Les uns allaient nus, à part un paletot flottant ou surtout, et portaient leur pantalon sur l’épaule comme un fardeau inutile ; d’autres s’étaient confectionné un simulacre de tartan avec d’étroites bandes d’étoffe bigarrée cousues ensemble comme un couvre-pied de vieille femme ; d’autres encore portaient toujours le philabeg[24] du Highland, mais, à l’aide de quelques points faufilés entre les jambes, l’avaient métamorphosé en une sorte de pantalon hollandais.
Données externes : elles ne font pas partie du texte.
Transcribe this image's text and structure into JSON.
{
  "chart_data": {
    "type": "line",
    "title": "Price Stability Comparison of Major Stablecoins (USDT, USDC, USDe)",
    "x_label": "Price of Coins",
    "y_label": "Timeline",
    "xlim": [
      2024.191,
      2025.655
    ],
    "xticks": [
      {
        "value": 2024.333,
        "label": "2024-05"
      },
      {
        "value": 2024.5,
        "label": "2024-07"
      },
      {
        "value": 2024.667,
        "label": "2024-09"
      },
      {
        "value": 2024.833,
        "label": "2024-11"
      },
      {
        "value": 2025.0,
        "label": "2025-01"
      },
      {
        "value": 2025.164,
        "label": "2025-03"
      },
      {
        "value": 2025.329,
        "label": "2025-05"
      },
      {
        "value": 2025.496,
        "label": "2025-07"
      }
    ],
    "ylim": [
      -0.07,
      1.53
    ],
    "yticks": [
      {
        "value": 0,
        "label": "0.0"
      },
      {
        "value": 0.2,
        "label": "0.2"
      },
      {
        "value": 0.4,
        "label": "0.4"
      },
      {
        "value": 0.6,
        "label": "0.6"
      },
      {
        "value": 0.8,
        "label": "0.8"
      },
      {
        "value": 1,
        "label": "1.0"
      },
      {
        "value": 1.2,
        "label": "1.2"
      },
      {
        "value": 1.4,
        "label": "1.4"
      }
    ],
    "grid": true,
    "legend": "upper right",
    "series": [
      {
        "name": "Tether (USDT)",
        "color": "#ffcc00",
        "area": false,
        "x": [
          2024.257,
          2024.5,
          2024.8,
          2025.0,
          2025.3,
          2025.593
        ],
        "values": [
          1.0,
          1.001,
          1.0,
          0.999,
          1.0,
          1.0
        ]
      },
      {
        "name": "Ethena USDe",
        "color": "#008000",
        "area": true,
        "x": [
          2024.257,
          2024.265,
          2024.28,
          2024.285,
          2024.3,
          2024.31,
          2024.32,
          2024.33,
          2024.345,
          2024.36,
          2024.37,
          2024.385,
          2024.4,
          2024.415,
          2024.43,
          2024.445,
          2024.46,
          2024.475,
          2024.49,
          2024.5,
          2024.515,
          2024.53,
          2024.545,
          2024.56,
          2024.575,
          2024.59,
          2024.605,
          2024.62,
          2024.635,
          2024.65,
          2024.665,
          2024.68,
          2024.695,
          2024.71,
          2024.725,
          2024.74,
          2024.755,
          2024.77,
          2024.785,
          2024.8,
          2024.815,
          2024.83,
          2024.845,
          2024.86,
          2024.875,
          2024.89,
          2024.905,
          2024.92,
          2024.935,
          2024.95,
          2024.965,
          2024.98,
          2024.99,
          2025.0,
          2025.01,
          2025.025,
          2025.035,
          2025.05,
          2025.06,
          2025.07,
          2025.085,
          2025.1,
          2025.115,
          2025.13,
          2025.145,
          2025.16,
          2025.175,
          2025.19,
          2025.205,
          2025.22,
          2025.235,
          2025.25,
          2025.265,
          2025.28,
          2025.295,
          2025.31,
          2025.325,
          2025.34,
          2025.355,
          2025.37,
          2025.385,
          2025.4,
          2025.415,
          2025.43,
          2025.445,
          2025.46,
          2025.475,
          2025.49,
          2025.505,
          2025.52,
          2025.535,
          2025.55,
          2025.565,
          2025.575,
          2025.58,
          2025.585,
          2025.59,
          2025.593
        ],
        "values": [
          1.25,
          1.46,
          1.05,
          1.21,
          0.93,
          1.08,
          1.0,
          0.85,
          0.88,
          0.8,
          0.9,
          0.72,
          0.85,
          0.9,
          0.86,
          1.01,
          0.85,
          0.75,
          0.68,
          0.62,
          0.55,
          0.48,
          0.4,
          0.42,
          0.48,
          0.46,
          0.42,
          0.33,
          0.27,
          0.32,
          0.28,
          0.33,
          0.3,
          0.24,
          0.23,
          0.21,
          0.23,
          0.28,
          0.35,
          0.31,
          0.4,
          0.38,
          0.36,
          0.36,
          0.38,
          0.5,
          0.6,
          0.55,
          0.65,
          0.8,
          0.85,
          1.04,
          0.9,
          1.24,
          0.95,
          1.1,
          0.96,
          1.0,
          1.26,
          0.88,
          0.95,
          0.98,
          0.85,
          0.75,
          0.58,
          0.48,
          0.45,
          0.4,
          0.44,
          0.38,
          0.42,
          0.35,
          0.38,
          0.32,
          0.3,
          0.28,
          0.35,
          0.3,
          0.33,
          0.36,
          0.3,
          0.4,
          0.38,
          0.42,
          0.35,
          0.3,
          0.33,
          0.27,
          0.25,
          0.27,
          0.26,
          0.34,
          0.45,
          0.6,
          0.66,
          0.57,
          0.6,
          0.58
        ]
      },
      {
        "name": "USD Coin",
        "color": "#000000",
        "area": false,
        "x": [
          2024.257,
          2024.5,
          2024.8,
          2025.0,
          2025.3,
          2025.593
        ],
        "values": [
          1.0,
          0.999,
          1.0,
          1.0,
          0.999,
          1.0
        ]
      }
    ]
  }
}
Tous ces déguisements étaient prohibés et punis, car on appliquait la loi avec sévérité, dans l’espoir de briser l’esprit de clan ; mais dans cette île perdue au bout du monde, il y avait peu de gens pour y faire attention, et encore moins pour l’aller raconter.
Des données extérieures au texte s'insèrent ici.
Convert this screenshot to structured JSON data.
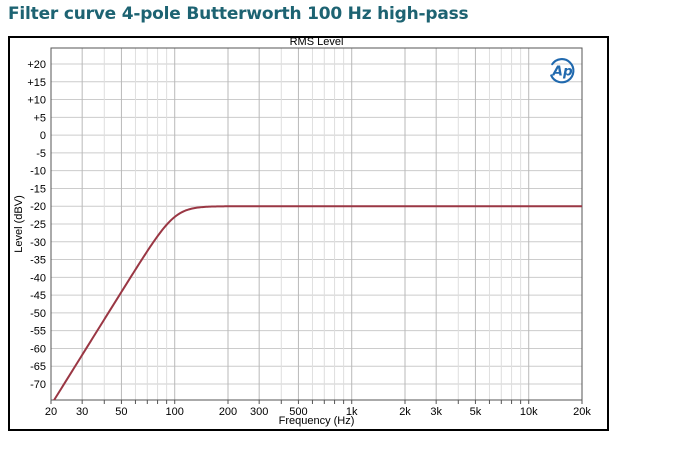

Tous semblaient être dans une grande pauvreté ; chose sans doute naturelle, à présent que l’on avait mis fin à la rapine, et que les chefs ne tenaient plus table ouverte. Les routes (jusqu’à cette piste rustique et sinueuse que je suivais) étaient infestées de mendiants. Et là encore je notai une différence avec la partie du pays où j’étais né. Car nos mendiants du Lowland – même ceux en robe, patentés – avaient une manière à eux de basse flagornerie, et si vous leur donniez un patard, en réclamant la monnaie, ils vous rendaient poliment un liard. Mais ces mendiants du Highland se drapaient dans leur dignité, ne demandaient l’aumône que pour acheter de la prise (à leur dire) et ne rendaient pas la monnaie.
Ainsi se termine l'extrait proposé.